How to wrap a horse’s legs

How to wrap a horse’s legs

Hi, my name is Dr. Lydia Gray. I’m the Staff
Veterinarian and Medical Director here at SmartPak. Today, I want to share some tips
for wrapping your horse’s legs, something that every horse owner will need to do eventually,
whether it’s for exercise, for shipping in a trailer, for adding support in a stall,
maybe even covering a wound. We’ll cover choosing the right materials, preparing the
materials and your horse, and then some basic do’s and don’t’s. The choice of which materials to use for wrapping
is somewhat personal preference. There are some next generation bandage materials that
are becoming quite popular. I still use the traditional polo wraps and standing bandages
and quilts, so we’ll talk about those. Polo wraps are a soft, stretchy, fleece-like material
with Velcro on the end. They’re about four or five inches wide and maybe nine feet long.
Those are used for exercise. The standing bandage, also called a shipping
bandage or a stable bandage, is a little bit wider – maybe six inches –, a little bit
longer – ten, eleven, maybe twelve feet – , and they’re more a knit-polyester material
that’s less stretchy, and you put those over a quilt or pillow wrap. This is made
of cotton. There are different heights to support the length of your horse’s cannon
bone, because the front is a different height than the back. There is nothing more frustrating than finishing
the perfect wrap only to find at that last turn that you didn’t roll the bandage right
and the Velcro is on the inside. So, in preparing your materials, whether it’s the polo wrap
or the standing bandage, when you first get it out of the package, unroll it and reroll
it inside-out, Velcro first, so that when you’re applying the wrap on your horse’s
leg, you end with the Velcro on the outside. Now for preparing the horse, just make sure
that his legs are clean and dry, that he’s standing on a clean and level surface, and
that he is safely restrained, which can either be tied, cross-tied, or having a helper hold. Wrapping seems complicated, but it doesn’t
have to be. There are really just two things to remember. The first is don’t wrap too
loosely, because the wrap could slide or fall down and trip your horse. The second is don’t
wrap too tightly or unevenly, because this could compromise your horse’s circulation
and cutting off that circulation could cause cording the tendon or a bandage bow, which
is damage to the tendons on the back of the leg. It’s really just as simple as those two
things, but if you’re looking for some additional help in wrapping, here are a few tips. If
you have to wrap a leg for a wound, let’s say, wrap the pair. So, if there’s a wound
on the left front leg, wrap the right front leg, also. It provides extra support to the
leg that’s not injured, and then if a horse has two wraps, he maybe isn’t distracted
enough to chew or to kick one off. Another tip. Start with the roll to the back.
This is my horse leg, and he’s looking that way. I put the front edge of the bandage in
front of the leg and the roll to the back, and then I start. If you always start the
same way, you will always end correctly. Another tip is to wrap smoothly and evenly.
Try to avoid tugging or pulling at certain parts of the wrapping, to avoid creating unnecessary
tension against the soft tissues of the leg. Next, when you’re using a standing bandage
and a quilt, always wrap the two the same direction, clockwise or counter-clockwise,
and try to leave a little padding at the top and the bottom of the pressure wrap. With practice, you will learn exactly where
to start, the correct tension to use, and how much to overlap, so that you end half
way down the outside of the leg. Try to do it the same way everytime, so that you develop
a consistent system or method that works for you. Happy wrapping!

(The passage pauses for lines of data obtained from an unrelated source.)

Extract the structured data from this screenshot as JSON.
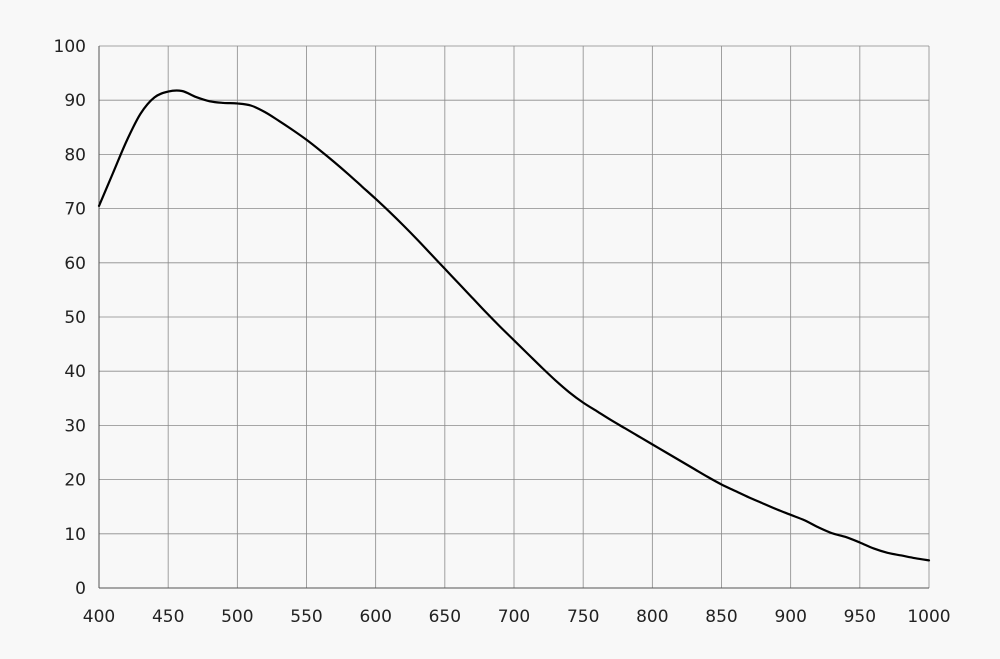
{
  "chart_data": {
    "type": "line",
    "title": "",
    "xlabel": "",
    "ylabel": "",
    "xlim": [
      400,
      1000
    ],
    "ylim": [
      0,
      100
    ],
    "x_ticks": [
      400,
      450,
      500,
      550,
      600,
      650,
      700,
      750,
      800,
      850,
      900,
      950,
      1000
    ],
    "y_ticks": [
      0,
      10,
      20,
      30,
      40,
      50,
      60,
      70,
      80,
      90,
      100
    ],
    "x_tick_labels": [
      "400",
      "450",
      "500",
      "550",
      "600",
      "650",
      "700",
      "750",
      "800",
      "850",
      "900",
      "950",
      "1000"
    ],
    "y_tick_labels": [
      "0",
      "10",
      "20",
      "30",
      "40",
      "50",
      "60",
      "70",
      "80",
      "90",
      "100"
    ],
    "grid": true,
    "series": [
      {
        "color": "#000000",
        "x": [
          400,
          410,
          420,
          430,
          440,
          450,
          460,
          470,
          480,
          490,
          500,
          510,
          520,
          530,
          540,
          550,
          560,
          570,
          580,
          590,
          600,
          610,
          620,
          630,
          640,
          650,
          660,
          670,
          680,
          690,
          700,
          710,
          720,
          730,
          740,
          750,
          760,
          770,
          780,
          790,
          800,
          810,
          820,
          830,
          840,
          850,
          860,
          870,
          880,
          890,
          900,
          910,
          920,
          930,
          940,
          950,
          960,
          970,
          980,
          990,
          1000
        ],
        "y": [
          70.5,
          76.5,
          82.5,
          87.5,
          90.5,
          91.6,
          91.7,
          90.6,
          89.8,
          89.5,
          89.4,
          89.0,
          87.8,
          86.2,
          84.5,
          82.7,
          80.7,
          78.6,
          76.4,
          74.1,
          71.8,
          69.4,
          66.9,
          64.3,
          61.6,
          58.9,
          56.2,
          53.5,
          50.8,
          48.2,
          45.7,
          43.2,
          40.7,
          38.3,
          36.1,
          34.2,
          32.6,
          31.0,
          29.5,
          28.0,
          26.5,
          25.0,
          23.5,
          22.0,
          20.5,
          19.1,
          17.9,
          16.7,
          15.6,
          14.5,
          13.5,
          12.5,
          11.2,
          10.1,
          9.4,
          8.4,
          7.3,
          6.5,
          6.0,
          5.5,
          5.1
        ]
      }
    ]
  }
}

12 thoughts on “How to wrap a horse’s legs

  1. I've heard that you must use padding even when using polo wraps because you can cause tendon injuries if you just use the wrap without padding. Is this true? Or did I just waste an extra $15?

  2. Omg I have been having trouble wrapping my horses legs and I would always forget how to use it- now I come back to this video a year later and because of this video I remember EXACTLY how to wrap my horses' legs

  3. Could I use this on an injured horse ? as my horse needs raps as it has something wrong with her tendon but I am not sure weather I could use this as I need to know for tomorrow
    Thank you

  4. Can I use combo boots in place of the shipping wraps? I'll be trailering for about 6 hours and then after a break another 3.